Depuis 2007, année de sa fondation par Margery Arent Safir, The Arts Arena propose des événements culturels, à Paris notamment : expositions, conférences, performances artistiques ou encore concerts, comme jeudi dernier, 31 mars, dans le cadre aussi somptueux qu’historique de l’Hôtel Talleyrand. La jeune mezzo-soprano Evanna Chiew, accompagnée par le non moins jeune pianiste Yevgeny Yontov, interprétait des partitions signées Ravel, Delage, Malher et Lieberson.
Jeunes donc l’un et l’autre avec tout ce que cela signifie d’inexpérience et de touchante maladresse dans les deux mélodies hébraïques de Ravel, qui les cueillent inévitablement à froid. Désavantagés par un français améliorable, les quatre poèmes hindous de Maurice Delage paraissent également mal assurés avec, dans « un sapin isolé », une vocalise périlleuse que l’on dirait empruntée à Lakmé.
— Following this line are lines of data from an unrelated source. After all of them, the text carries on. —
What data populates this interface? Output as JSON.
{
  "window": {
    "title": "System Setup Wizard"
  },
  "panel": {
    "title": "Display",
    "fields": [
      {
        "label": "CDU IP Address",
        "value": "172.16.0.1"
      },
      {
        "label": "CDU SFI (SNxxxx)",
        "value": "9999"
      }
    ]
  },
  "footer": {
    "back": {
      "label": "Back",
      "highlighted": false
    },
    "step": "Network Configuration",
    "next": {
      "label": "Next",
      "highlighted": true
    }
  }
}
Puis vient Malher – trois des Lieder und Gesänge aus der Jugendzeit – et l’on découvre chez Evanna Chiew un registre grave insoupçonné, chaleureux, projeté, évident, quand l’aigu nous avait auparavant paru difficile. De surprise en surprise, les Neruda Songs de Peter Lieberson révèlent le potentiel de cette chanteuse formée à la Yale Music School, dont l’élégance de la silhouette et le port de tête semblent empruntés à un film de Wong Kar-wai. Dans ce qui s’apparente à un marathon émotionnel, compte tenu de la longueur et de l’exigence expressive du cycle, la voix devenue souple et égale laisse transparaitre derrière les notes les sentiments douloureux du compositeur mettant en musique quatre poèmes de Neruda à l’intention de son épouse, la mezzo-soprano Lorraine Hunt, décédée d’un cancer du sein un an plus tard après avoir longuement lutté contre la maladie. Elle avait 52 ans. Si Malher suggérait Erda, c’est à Carmen, langue espagnole aidant, que l’on se prend à penser, tandis que le piano ne fait pas montre de moins d’éloquence.
Un extrait de Vanessa de Barber, offert en bis, confirme les affinités d’Evanna Chiew avec la musique du XXe siècle, bien qu’elle compte aussi à son répertoire Cherubino (Le nozze di Figaro) et Angelina (La cenerentola).